Personal Savings Allowance
The Chancellor announced that legislation will be introduced in a future Finance Bill to apply a
Personal Savings Allowance to income such as bank and building society interest from 6 April
- The Personal Savings Allowance will apply for up to £1,000 of a basic rate taxpayer’s savings income, and up to £500 of a higher rate taxpayer’s savings income each year.
The Personal Savings Allowance will not be available for additional rate taxpayers.
These changes will have effect from 6 April 2016 and the Personal Savings Allowance will
be in addition to the tax advantages currently available to savers from Individual Savings
Accounts. The Personal Savings Allowance will provide basic and higher rate tax payers with a tax
saving of up to £200 each year.
Help to Buy ISA
The government has announced the introduction of a new type of ISA, the Help to
Buy ISA, which will provide a tax free savings account for first time buyers wishing to save for
a home. The scheme will provide a government bonus to each person who has saved into a Help to
Buy ISA at the point they use their savings to purchase their first home. For every £200 a first
time buyer saves, the government will provide a £50 bonus up to a maximum bonus of £3,000
on £12,000 of savings.
Help to Buy ISAs will be subject to eligibility rules and limits!
Pensions – changes to access to pension funds
The Taxation of Pensions Act has recently been enacted. It provides that individuals aged 55 or
over can access their money purchase pension savings as they choose from 6 April 2015.
In most cases access to the fund will be achieved in one of two ways:
• Allocation of a pension fund (or part of a pension fund) to a ‘flexi-access drawdown
account’ from which any amount can be taken over whatever period the person
• Taking a single or series of lump sums from a pension fund (known as an ‘uncrystallised
funds pension lump sum’).
When an allocation of funds to a flexi-access account is made the member typically will take
the opportunity of taking a tax free lump sum from the fund (as under current rules).
The person will then decide how much or how little to take from the flexi-access account. Any
amounts that are taken will count as taxable income in the year of receipt. Access to some or all of a
pension fund without first allocating to a flexi-access account can be achieved by taking an
uncrystallised funds pension lump sum.
The tax effect will be:
- • 25% is tax free
- • the remainder is taxable as income.
An annuity can, of course, be purchased with some or all of the fund as currently.

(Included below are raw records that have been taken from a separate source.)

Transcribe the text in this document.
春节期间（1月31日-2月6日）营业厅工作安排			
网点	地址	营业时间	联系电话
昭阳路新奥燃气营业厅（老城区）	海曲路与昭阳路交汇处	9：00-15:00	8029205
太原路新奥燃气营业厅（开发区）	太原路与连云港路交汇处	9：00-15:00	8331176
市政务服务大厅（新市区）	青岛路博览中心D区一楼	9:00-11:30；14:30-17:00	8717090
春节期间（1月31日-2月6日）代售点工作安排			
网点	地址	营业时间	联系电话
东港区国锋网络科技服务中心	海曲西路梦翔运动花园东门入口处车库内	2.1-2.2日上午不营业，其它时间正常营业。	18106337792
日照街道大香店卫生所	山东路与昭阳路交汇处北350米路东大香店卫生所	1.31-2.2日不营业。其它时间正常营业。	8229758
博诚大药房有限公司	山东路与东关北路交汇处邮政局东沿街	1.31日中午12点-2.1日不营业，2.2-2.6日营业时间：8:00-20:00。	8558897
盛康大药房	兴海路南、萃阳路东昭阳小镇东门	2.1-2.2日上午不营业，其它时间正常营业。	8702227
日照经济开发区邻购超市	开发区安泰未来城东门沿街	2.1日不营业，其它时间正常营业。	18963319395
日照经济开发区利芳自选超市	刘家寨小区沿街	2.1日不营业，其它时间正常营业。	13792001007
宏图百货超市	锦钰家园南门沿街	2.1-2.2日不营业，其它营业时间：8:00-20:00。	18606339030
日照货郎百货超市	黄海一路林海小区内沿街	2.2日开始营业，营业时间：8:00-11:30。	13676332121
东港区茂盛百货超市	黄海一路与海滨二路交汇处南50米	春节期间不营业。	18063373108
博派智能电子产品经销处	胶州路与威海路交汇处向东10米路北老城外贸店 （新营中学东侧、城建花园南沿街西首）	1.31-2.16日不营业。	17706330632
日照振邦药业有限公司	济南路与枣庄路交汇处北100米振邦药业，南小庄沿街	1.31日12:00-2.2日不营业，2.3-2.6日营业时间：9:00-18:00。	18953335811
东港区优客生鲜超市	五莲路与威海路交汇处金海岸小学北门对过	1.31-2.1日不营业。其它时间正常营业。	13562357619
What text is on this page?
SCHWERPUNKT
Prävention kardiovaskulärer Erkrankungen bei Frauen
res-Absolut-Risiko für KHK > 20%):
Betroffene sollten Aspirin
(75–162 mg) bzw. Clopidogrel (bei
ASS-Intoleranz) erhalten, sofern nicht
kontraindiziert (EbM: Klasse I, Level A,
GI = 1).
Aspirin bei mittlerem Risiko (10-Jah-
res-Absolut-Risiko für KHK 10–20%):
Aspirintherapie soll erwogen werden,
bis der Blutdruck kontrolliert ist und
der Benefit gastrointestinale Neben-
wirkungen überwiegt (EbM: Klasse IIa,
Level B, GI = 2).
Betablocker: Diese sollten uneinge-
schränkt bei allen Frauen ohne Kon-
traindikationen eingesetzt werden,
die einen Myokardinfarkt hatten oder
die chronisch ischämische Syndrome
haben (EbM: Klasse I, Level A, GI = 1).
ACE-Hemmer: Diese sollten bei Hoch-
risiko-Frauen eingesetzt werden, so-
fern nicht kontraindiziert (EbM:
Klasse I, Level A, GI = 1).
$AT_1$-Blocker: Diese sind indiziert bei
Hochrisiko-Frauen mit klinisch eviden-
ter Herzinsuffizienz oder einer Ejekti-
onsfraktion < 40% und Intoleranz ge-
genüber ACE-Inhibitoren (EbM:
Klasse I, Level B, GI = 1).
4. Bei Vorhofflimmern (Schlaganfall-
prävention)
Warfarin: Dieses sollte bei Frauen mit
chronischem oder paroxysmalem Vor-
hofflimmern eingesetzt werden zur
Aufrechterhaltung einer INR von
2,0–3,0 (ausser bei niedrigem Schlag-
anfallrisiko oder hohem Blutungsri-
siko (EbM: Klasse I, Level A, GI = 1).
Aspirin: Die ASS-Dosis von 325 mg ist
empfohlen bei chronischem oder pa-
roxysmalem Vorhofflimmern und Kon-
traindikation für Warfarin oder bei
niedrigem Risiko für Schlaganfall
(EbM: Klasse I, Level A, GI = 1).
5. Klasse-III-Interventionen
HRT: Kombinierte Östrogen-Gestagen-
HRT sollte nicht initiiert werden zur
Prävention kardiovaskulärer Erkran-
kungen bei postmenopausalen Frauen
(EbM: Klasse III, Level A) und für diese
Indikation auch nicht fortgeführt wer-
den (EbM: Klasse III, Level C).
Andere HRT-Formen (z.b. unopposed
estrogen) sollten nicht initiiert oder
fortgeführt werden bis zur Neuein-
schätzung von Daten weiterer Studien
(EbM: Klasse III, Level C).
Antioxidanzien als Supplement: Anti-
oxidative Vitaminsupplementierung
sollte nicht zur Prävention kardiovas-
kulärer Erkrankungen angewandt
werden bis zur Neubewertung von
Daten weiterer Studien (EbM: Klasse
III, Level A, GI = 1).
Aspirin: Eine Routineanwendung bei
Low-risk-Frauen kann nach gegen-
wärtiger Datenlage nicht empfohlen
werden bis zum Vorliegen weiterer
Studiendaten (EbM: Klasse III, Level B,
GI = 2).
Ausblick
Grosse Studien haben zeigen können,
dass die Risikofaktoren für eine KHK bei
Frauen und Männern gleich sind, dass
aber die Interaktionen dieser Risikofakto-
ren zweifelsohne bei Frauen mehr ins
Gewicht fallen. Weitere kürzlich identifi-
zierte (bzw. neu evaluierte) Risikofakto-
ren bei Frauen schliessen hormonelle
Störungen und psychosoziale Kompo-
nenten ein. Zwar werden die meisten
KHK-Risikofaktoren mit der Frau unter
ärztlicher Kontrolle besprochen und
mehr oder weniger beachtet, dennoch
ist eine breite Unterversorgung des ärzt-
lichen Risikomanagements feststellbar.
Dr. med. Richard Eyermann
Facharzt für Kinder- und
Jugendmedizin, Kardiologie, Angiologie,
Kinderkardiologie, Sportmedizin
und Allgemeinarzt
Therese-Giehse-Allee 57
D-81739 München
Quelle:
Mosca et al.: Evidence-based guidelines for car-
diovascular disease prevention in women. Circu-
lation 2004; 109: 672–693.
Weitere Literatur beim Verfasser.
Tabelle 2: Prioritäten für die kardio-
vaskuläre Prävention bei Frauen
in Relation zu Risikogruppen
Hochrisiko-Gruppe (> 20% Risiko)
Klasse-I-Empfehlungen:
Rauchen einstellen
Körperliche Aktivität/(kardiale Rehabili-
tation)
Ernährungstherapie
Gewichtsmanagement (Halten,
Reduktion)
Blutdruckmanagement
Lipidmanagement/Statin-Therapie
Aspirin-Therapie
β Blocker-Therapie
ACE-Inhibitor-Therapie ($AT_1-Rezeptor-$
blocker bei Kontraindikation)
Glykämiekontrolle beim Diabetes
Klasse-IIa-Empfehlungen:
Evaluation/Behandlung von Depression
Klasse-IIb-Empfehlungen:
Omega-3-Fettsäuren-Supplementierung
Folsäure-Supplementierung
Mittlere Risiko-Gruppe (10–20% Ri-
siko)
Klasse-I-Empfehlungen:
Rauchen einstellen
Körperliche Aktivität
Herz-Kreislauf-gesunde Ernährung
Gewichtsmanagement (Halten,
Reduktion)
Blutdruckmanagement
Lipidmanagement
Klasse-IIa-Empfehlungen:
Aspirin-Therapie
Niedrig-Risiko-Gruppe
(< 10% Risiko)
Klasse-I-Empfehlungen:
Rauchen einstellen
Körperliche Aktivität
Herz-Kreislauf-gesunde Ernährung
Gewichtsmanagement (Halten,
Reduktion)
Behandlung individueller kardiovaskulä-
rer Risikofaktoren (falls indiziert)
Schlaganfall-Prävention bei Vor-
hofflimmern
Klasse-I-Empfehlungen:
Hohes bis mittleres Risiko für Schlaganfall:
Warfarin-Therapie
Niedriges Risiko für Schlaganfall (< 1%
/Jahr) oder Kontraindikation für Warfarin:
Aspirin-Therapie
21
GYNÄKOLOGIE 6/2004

This is a particularly complicated area with taxation and investment consequences and great care should therefore be taken in making any decision.
Tax Avoidance Measure
In terms of anti-avoidance measures the main focus was on larger corporate businesses (the diverted profits or ‘google tax’) though here are a selection of some of the other specific targets:
- Internally transferred Goodwill
- Planning which ‘abused’ the late paid interest rules
- Bank loss relief restrictions
- Goodwill transactions between related companies
- Entrepreneur’s relief restrictions for associated disposals
- Arrangements which HMRC consider are contrived which seek to maximise b/fwd losses or reliefs
- Miscellaneous loss relief planning
- Employment intermediaries exploiting the travel and subsistence expense regime
The changes to Entrepreneur’s Relief add further significance to ensuring that great care is taken where clients are looking to take advantage of this very valuable relief.